Les conseillers municipaux des partis écartés de la course pour les sénatoriales du 14 avril prochain iront aux élections. Ils se rueront vers les urnes davantage pour les 50 000 Fcfa prévus par le décret convoquant le collège électoral des sénateurs que pour un devoir citoyen. C’est-à-dire, celui qui ne demande aucune contrepartie pour l’amour de la nation. Comme ce sera un dimanche, ça tombe bien pour la tontine et autres cotisations. Une sorte de motivation qui ne laissera personne des électeurs indifférents et dont, une bonne façon pour le législateur d'attirer ceux qui n'aiment pas voter ou ceux qui n y trouvent aucun intérêt. Par ce mécanisme légal, nous atteindre la masse critique pour légitimer le vote.
Seulement, les faiseurs de textes juridiques s'était-ils aperçus des conséquences antipatriotiques? Tout semble être mis en jeu pour que la corruption ait droit de cité pendant cette période préélectorale. Sachant que les conseillers municipaux du parti qui concourt sont acquis d'office à la cause de leur label politique, la campagne sera axée vers ceux des partis qui ont été écartés dans l'espoir d'arracher leur suffrage. Cette situation aux premiers abords ouvre grand, les portes de la corruption. Connaissant le coté alimentaire de la politique telle que pratiquée chez nous, aucun conseiller qui voudra bien voter la liste d'un parti qui n'est pas le sien, ne le fera pour rien. Or, l'argent mis à la disposition des partis en lice et qui fera l'objet d'un audit public comme le stipule la note du Minatd, devrait servir plus à la logistique, aux meetings qu'à la distribution en espèce sonnante et trébuchante. Sinon, pourquoi un conseiller votera t-il pour un autre parti politique alors qu'il ne bénéficiera de rien à priori. Ce qu'il faut comprendre, c'est que cette élection n'est pas comme celle ayant pour objectif, l’élection d'un président de la République qui peut à coup de poste, récompenser ceux qui l'y ont propulsé.

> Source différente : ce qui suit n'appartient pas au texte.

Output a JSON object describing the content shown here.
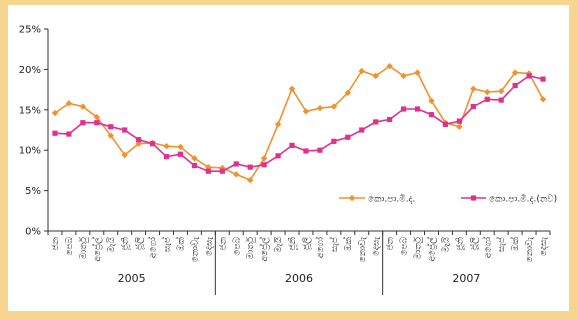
{
  "chart_data": {
    "type": "line",
    "ylim": [
      0,
      25
    ],
    "y_ticks": [
      "0%",
      "5%",
      "10%",
      "15%",
      "20%",
      "25%"
    ],
    "months": [
      "ජන",
      "පෙබ",
      "මාර්තු",
      "අප්‍රේල්",
      "මැයි",
      "ජූනි",
      "ජූලි",
      "අගෝ",
      "සැප්",
      "ඔක්",
      "නොවැ",
      "දෙසැ"
    ],
    "years": [
      "2005",
      "2006",
      "2007"
    ],
    "grid": false,
    "legend_position": "right",
    "series": [
      {
        "name": "කො.පා.මි.ද.",
        "color": "#f0922e",
        "marker": "diamond",
        "values": [
          14.6,
          15.8,
          15.4,
          14.1,
          11.8,
          9.4,
          10.8,
          10.9,
          10.5,
          10.4,
          9.0,
          7.9,
          7.8,
          7.0,
          6.3,
          9.0,
          13.2,
          17.6,
          14.8,
          15.2,
          15.4,
          17.1,
          19.8,
          19.2,
          20.4,
          19.2,
          19.6,
          16.1,
          13.4,
          12.9,
          17.6,
          17.2,
          17.3,
          19.6,
          19.5,
          16.3
        ]
      },
      {
        "name": "කො.පා.මි.ද.(නව)",
        "color": "#e0308f",
        "marker": "square",
        "values": [
          12.1,
          12.0,
          13.4,
          13.4,
          12.9,
          12.5,
          11.3,
          10.8,
          9.2,
          9.5,
          8.1,
          7.4,
          7.4,
          8.3,
          7.9,
          8.2,
          9.3,
          10.6,
          9.9,
          10.0,
          11.1,
          11.6,
          12.5,
          13.5,
          13.8,
          15.1,
          15.1,
          14.4,
          13.2,
          13.6,
          15.4,
          16.3,
          16.2,
          18.0,
          19.2,
          18.8
        ]
      }
    ]
  }
}
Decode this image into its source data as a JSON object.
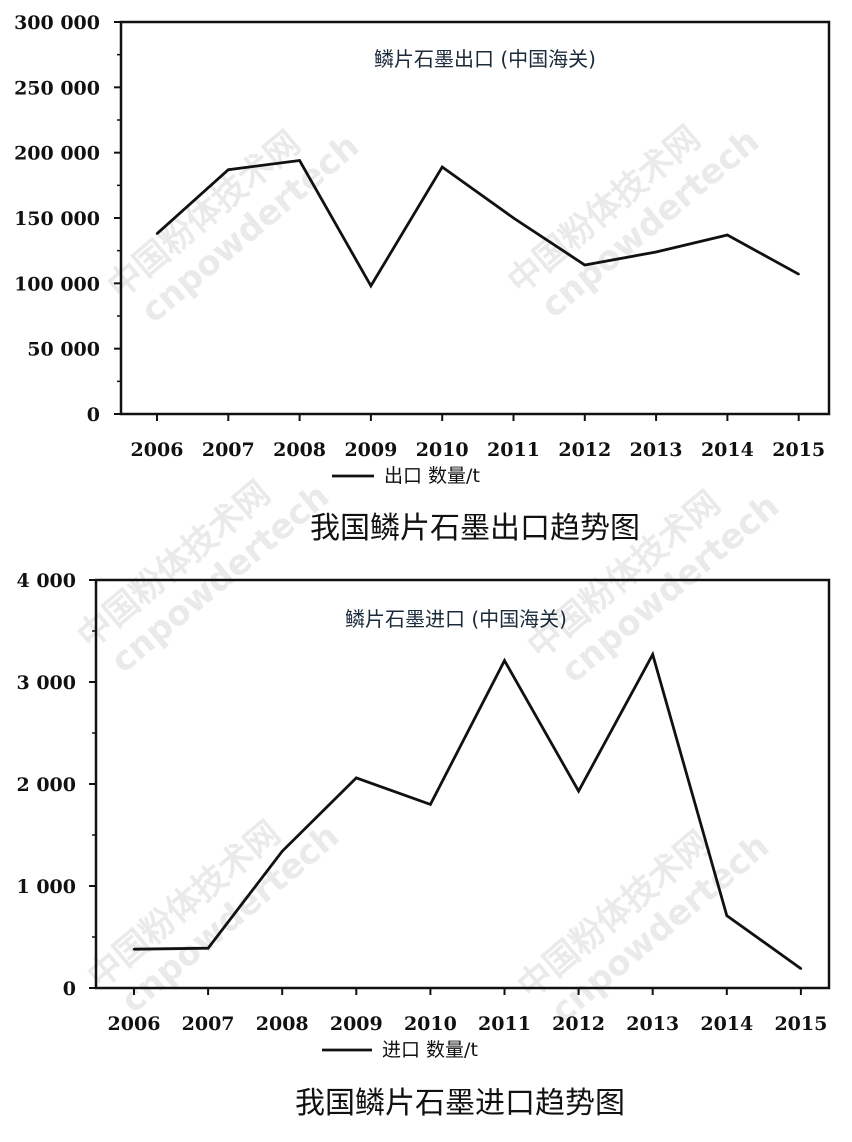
{
  "watermark": {
    "line1": "中国粉体技术网",
    "line2": "cnpowdertech"
  },
  "chart_data": [
    {
      "type": "line",
      "title": "鳞片石墨出口 (中国海关)",
      "caption": "我国鳞片石墨出口趋势图",
      "categories": [
        "2006",
        "2007",
        "2008",
        "2009",
        "2010",
        "2011",
        "2012",
        "2013",
        "2014",
        "2015"
      ],
      "series": [
        {
          "name": "出口 数量/t",
          "values": [
            138000,
            187000,
            194000,
            98000,
            189000,
            150000,
            114000,
            124000,
            137000,
            107000
          ]
        }
      ],
      "ylim": [
        0,
        300000
      ],
      "yticks": [
        0,
        50000,
        100000,
        150000,
        200000,
        250000,
        300000
      ],
      "ytick_labels": [
        "0",
        "50 000",
        "100 000",
        "150 000",
        "200 000",
        "250 000",
        "300 000"
      ],
      "legend_position": "bottom",
      "line_color": "#111111"
    },
    {
      "type": "line",
      "title": "鳞片石墨进口 (中国海关)",
      "caption": "我国鳞片石墨进口趋势图",
      "categories": [
        "2006",
        "2007",
        "2008",
        "2009",
        "2010",
        "2011",
        "2012",
        "2013",
        "2014",
        "2015"
      ],
      "series": [
        {
          "name": "进口 数量/t",
          "values": [
            380,
            390,
            1340,
            2060,
            1800,
            3210,
            1930,
            3270,
            710,
            190
          ]
        }
      ],
      "ylim": [
        0,
        4000
      ],
      "yticks": [
        0,
        1000,
        2000,
        3000,
        4000
      ],
      "ytick_labels": [
        "0",
        "1 000",
        "2 000",
        "3 000",
        "4 000"
      ],
      "legend_position": "bottom",
      "line_color": "#111111"
    }
  ]
}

En rappel, l’Etat du Cameroun dépensera seulement pour ce qui est de la distribution aux partis politiques en lice et aux conseillers-électeurs, par calcul simple par défaut, un peu plus de 1 300 000 000 Fcfa (un milliard trois cent millions). Ceci n’inclut pas les frais d’organisation. Dans quelques mois, il faudra dépenser un peu plus du double pour les élections municipales et législatives. Tout ceci, des poches du contribuable qui peine à vivre décemment. Cette situation remet au gout du jour, la notion de développement telle que perçu par le Cameroun et la démocratisation des institutions telle que veulent mener nos dirigeants. Toujours est-il qu’on nivèle un pays par le bas pour solidifier le sommet. Dans le cas contraire, la légitimité du pouvoir sera toujours remise en cause comme c’est le cas chez nous. Parce que le peuple est floué même par sa représentation la plus la plus directe, bientôt, les occupants de la chambre haute avec.